Saturday, 8 February 2014

Ken


“Humans are by nature essentially self-interested” –Sigmund Freud

1) A meek or mild mannered man; a wuss, acting like you have no balls; no guts; no spine.

2) A male, overly attactive or primped, superficial, possibly straight, gay, bi or metrosexual. Also remenicent of a Ken Doll.

 The Ken doll can be perceived in two different lights. 


1) Your arm goes up only when my hand says so. Your right leg moves forward followed by your left only when I order you to walk to kiss your female companion because I know you two will live happily ever after. You have no voice and therefore you have no choice whether you want to marry Barbie. She’s pretty, smart, and has the best pink BMW of all the dolls in FAO Schwartz. Fortunately for you, you have no voice. You cannot talk back as your mouth remains shut while my hands control your every move of love, affection and care to meet my desperate needs for passion and excitement in my life. You are my entertainment. When I say ‘comfort me’, you better raise your tiny hand and jump into the Barbie playhouse as fast as you can or else I will hold a tantrum. I know you will, because you have no voice, no mind, and a soul that is willing to be damaged. You are Ken, and Ken you will be. So play with my hair, tell me I’m beautiful, and make sure everyone knows that I have the best man a girl can get: comforting, loving, kind, respectful, and controllable to my content. 

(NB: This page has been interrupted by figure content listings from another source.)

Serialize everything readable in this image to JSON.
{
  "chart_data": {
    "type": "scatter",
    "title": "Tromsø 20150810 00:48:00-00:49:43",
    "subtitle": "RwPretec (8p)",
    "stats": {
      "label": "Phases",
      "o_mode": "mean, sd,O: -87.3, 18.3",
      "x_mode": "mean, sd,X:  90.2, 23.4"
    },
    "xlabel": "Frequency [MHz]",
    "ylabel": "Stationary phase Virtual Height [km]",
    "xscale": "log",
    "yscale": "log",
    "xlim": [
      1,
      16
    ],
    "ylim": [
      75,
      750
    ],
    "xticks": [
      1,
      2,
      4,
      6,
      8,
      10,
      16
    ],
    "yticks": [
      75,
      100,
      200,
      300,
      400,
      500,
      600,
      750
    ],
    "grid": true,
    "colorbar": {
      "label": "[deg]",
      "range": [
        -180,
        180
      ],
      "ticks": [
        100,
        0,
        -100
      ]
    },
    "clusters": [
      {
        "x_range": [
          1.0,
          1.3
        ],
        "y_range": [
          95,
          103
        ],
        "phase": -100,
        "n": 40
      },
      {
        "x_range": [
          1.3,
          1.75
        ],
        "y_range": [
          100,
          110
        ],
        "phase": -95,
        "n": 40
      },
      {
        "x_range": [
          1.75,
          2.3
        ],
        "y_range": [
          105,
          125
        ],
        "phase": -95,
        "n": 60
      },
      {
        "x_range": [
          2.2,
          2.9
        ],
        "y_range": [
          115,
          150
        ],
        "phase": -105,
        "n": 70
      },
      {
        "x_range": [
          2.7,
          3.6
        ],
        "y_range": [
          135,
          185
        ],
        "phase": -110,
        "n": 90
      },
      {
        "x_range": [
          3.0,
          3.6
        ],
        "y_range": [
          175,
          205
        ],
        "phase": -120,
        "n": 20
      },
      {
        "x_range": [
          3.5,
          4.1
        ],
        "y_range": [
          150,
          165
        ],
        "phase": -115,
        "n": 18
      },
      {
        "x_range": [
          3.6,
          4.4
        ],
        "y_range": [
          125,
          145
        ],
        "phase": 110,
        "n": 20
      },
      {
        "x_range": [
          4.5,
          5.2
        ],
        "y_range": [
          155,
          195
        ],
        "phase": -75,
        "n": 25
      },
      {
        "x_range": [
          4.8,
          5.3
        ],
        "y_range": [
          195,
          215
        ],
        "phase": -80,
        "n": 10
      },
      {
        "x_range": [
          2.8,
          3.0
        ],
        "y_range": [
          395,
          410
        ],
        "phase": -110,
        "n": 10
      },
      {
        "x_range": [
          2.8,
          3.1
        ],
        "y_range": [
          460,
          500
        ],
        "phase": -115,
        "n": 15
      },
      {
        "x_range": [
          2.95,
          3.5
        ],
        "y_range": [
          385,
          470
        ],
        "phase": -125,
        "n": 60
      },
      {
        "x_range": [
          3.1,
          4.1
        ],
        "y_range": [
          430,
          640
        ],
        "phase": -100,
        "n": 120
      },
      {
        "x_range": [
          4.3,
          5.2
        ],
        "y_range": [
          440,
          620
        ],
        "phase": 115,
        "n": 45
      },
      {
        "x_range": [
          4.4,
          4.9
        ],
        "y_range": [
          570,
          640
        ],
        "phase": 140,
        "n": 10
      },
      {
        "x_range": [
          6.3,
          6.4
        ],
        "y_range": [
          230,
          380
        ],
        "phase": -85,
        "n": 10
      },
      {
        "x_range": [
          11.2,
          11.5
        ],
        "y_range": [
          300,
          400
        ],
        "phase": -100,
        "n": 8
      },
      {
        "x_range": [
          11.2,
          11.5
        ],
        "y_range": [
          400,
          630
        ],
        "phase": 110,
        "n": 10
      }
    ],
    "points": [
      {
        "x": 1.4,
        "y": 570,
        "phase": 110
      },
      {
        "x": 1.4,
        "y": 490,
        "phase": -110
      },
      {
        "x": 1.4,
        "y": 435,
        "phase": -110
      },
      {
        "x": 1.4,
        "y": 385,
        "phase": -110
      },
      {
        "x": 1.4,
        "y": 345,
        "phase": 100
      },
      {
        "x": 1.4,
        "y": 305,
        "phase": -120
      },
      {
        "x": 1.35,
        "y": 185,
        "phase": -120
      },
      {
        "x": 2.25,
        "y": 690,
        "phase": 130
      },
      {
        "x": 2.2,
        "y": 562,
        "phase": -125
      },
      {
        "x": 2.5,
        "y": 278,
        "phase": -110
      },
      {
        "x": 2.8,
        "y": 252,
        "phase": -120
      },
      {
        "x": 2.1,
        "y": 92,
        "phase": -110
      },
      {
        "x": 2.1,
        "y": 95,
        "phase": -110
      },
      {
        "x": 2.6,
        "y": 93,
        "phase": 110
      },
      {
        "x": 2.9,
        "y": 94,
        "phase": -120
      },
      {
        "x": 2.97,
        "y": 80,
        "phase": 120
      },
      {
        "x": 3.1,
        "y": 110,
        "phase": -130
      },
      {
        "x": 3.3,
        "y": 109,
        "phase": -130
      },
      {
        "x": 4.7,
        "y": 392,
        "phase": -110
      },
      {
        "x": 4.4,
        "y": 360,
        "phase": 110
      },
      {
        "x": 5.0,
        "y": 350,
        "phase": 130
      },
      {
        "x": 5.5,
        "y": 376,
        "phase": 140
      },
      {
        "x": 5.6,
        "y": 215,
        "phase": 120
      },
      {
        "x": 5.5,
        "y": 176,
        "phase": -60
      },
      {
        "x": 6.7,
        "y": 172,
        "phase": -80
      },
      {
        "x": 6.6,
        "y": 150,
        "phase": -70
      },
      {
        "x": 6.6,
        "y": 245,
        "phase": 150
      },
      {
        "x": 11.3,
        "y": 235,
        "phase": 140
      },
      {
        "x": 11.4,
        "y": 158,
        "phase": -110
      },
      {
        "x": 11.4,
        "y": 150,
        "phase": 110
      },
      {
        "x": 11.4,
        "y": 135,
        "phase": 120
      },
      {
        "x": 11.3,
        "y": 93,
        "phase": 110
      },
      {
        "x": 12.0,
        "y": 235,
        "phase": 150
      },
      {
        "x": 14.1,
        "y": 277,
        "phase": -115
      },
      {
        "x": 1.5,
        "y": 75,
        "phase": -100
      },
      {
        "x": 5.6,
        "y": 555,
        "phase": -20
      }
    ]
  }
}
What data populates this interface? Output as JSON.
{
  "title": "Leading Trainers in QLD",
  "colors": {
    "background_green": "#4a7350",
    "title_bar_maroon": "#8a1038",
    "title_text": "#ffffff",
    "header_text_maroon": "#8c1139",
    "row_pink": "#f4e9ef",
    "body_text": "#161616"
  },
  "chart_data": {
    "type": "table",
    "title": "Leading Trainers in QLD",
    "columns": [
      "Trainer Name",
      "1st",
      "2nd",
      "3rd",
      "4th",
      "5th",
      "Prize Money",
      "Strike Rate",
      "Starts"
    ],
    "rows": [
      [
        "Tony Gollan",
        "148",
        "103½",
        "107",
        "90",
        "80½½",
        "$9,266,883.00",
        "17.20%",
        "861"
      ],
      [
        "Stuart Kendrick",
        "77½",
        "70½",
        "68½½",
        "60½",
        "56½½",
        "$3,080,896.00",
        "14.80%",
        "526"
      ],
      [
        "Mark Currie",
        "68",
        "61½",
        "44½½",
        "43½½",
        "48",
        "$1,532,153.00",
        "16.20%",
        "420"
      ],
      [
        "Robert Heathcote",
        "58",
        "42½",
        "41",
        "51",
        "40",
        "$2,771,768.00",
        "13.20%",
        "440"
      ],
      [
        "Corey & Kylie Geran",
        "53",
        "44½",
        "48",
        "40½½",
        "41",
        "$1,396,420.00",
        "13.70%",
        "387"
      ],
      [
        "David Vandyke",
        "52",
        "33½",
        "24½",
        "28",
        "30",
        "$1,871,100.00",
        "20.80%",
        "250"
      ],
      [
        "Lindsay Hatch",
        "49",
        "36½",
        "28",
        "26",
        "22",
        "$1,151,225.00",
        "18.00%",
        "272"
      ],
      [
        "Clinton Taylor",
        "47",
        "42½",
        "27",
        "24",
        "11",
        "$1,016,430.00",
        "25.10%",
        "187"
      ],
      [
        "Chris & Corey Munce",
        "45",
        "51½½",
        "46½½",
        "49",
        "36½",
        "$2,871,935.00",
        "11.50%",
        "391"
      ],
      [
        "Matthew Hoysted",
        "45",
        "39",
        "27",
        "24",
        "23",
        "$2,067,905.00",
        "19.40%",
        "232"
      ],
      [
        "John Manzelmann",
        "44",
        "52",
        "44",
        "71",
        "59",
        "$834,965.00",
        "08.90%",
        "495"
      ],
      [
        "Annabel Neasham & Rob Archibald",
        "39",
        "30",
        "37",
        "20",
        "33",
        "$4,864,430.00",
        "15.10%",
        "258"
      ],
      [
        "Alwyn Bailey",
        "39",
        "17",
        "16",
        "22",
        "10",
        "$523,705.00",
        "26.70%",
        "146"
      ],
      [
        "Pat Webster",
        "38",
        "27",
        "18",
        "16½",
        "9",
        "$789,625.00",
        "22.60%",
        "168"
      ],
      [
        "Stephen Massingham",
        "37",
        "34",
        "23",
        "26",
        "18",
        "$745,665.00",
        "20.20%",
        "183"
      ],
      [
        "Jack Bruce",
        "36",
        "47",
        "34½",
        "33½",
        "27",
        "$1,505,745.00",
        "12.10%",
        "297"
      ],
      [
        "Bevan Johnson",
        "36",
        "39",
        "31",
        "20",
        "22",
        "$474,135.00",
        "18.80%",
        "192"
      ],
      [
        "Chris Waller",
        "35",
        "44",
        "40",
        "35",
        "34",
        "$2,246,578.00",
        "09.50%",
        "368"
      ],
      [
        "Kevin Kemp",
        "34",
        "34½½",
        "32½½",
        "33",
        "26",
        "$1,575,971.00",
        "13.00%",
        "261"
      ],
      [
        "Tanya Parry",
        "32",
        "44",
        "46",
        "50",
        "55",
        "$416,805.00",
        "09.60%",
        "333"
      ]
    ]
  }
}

2) I felt your plastic arms wrap around me, they were so cold. Females did not play with you, you played with them.Even though our lips touched mine were real while yours were temporary. Yours got passed around from little girl to little girl all wanting a piece. Waiting their turn to get a glimpse of your beauty.Wanting to taste, waste their time. Your ego was so high I didn’t know how to break the concrete walls that towered above. Many tried to dive in. The only one’s allowed are the one’s who are not afraid to fall off. Taste the sweet sensation then swallow it only to expect poison. You are the doll my mom recently bought me so my girl Barbie with the pink ribbon in her hair would have a friend. However, just like any new toy, I played with you and got bored. Got bored of your perfect features and your attempt to convince to which seems like all the estrogen in universe that you were what an idealist would call flawless. I heard your mind screaming to come out of the concrete building your ego was holding up. It couldn’t. No matter what your mind tried to coordinate on paper, the thickness of your eyebrows, the sharpness of your jaw line, the cheap nothingness in your words which caressed the emptiness in my soul, told your mind freedom was not to be contemplated. When I got tired of you, my new and improved Ken doll, I realized that the building was of Octavian Augustus’ design. Pillaged, burned, adopted, and yet it still remained standing tall. Wounds inside that pass. You let them slide across your mind like the amount of thought it takes to ask your mother to pass the salt at the dinner table. The plastic consumes. The mind suffers. The plastic enjoys.